Manfred Nowak, the U.N. special investigator on torture, was presenting a report on detainee conditions at the U.S. prison in Guantanamo Bay, as well as to brief the U.N. Human Rights Council, the global body's top rights watchdog, on torture worldwide.
Reports from Iraq indicate that torture "is totally out of hand," he said. "The situation is so bad many people say it is worse than it has been in the times of Saddam Hussein."
Nowak added, "That means something, because the torture methods applied under Saddam Hussein were the worst you could imagine."
Some allegations of torture were undoubtedly credible, with government forces among the perpetrators, he said, citing "very serious allegations of torture within the official Iraqi detention centres."

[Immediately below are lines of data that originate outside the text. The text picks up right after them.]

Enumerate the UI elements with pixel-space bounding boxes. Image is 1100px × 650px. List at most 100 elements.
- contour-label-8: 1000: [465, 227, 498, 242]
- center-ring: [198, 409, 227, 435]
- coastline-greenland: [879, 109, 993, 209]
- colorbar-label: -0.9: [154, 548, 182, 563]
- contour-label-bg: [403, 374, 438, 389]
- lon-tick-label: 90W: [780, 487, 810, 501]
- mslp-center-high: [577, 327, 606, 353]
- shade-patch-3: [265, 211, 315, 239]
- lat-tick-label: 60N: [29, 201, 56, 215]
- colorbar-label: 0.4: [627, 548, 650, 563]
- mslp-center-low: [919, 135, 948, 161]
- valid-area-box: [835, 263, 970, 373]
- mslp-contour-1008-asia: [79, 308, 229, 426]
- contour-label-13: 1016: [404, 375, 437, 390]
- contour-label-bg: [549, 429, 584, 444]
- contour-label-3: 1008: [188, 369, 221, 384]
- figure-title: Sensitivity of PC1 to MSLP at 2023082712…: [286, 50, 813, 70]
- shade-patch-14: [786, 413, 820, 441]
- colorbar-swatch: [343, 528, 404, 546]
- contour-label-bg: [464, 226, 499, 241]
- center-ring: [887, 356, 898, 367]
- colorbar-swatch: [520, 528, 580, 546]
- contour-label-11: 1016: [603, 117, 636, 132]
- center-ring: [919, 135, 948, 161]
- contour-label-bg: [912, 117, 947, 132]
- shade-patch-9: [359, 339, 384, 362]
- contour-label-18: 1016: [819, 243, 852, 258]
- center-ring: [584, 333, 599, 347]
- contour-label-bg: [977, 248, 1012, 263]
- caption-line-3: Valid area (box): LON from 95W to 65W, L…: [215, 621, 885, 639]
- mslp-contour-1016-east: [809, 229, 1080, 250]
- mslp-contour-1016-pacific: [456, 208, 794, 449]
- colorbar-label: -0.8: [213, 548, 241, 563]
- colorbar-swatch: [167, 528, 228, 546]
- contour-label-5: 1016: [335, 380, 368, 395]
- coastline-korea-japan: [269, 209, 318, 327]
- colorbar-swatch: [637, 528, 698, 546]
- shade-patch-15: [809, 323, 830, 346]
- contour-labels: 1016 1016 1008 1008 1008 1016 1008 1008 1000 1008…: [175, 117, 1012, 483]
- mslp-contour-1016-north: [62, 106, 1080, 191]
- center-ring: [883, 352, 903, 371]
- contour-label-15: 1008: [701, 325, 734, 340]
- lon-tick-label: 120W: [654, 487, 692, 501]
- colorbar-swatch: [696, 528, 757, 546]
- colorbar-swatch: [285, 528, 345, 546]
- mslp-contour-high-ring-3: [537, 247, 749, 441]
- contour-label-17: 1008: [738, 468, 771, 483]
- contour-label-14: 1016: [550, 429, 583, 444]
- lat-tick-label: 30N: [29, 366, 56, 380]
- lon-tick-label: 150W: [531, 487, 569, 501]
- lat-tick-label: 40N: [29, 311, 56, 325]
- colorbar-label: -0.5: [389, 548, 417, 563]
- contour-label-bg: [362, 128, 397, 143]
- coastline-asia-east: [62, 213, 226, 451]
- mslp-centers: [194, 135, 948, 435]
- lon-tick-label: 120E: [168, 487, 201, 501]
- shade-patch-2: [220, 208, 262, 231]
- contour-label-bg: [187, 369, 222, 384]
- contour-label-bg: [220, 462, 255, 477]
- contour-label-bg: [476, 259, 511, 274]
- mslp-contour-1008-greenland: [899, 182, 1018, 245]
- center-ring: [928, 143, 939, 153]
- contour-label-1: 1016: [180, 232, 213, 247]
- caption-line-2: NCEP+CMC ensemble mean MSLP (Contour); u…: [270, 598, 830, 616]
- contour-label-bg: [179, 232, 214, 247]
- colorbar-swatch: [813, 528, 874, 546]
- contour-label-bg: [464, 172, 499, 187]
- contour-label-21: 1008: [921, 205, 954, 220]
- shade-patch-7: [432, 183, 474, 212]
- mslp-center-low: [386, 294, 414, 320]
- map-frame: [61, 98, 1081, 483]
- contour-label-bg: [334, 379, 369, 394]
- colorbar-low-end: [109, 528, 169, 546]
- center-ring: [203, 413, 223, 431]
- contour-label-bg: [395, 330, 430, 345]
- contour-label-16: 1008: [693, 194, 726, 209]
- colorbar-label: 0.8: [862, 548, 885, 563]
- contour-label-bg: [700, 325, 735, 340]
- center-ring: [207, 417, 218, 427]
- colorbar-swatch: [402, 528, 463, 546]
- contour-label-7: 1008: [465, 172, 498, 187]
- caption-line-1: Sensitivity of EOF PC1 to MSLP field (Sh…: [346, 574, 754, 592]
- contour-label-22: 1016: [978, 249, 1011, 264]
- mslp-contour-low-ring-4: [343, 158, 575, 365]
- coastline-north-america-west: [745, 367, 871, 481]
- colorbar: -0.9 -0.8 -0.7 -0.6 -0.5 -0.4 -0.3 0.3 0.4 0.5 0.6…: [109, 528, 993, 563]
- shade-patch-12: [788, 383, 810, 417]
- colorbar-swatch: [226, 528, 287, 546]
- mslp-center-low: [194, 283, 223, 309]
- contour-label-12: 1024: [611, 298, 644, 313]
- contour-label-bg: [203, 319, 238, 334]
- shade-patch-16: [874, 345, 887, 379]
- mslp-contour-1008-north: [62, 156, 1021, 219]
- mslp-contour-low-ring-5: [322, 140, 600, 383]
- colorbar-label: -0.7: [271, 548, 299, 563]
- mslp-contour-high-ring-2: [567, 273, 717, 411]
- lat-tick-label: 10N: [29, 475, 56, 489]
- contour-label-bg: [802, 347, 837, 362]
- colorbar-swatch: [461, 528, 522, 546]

A report by the U.N. Assistance Mission in Iraq's Human Rights office cited worrying evidence of torture, unlawful detentions, growth of sectarian militias and death squads, and a rise in "honour killings" of women.
Lawlessness
Widespread lawlessness swept the Iraqi capital Baghdad yesterday with kidnappings, deadly attacks on police, the discovery of more mutilated death squad victims and a brazen daylight bank heist in central Baghdad by men dressed as Iraqi soldiers.
As car bombings continued throughout the country, the Defence Ministry warned that insurgents were using unwitting kidnap victims as suicide bombers - seizing them, booby-trapping their cars without their knowledge, then releasing them only to remotely blow the cars up when they made it to a checkpoint.

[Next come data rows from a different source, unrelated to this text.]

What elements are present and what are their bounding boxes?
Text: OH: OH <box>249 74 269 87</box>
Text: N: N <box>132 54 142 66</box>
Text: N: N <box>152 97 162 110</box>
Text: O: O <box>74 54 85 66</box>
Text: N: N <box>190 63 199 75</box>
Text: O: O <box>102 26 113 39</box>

Nowak, who has yet to make an official visit to Iraq, based his comments on interviews with people during a visit to Amman, Jordan, and other sources.
Meanwhile, the United States is itself grappling with the issue of torture.
Former U.S. President Bill Clinton joined a chorus of critics of Bush administration proposals for treating suspected terrorists, saying it would be unnecessary and wrong to give broad approval to torture.
"If you go around passing laws that legitimise a violation of the Geneva Convention and institutionalise what happened at Abu Ghraib or Guantanamo, we're going to be in real trouble," he said.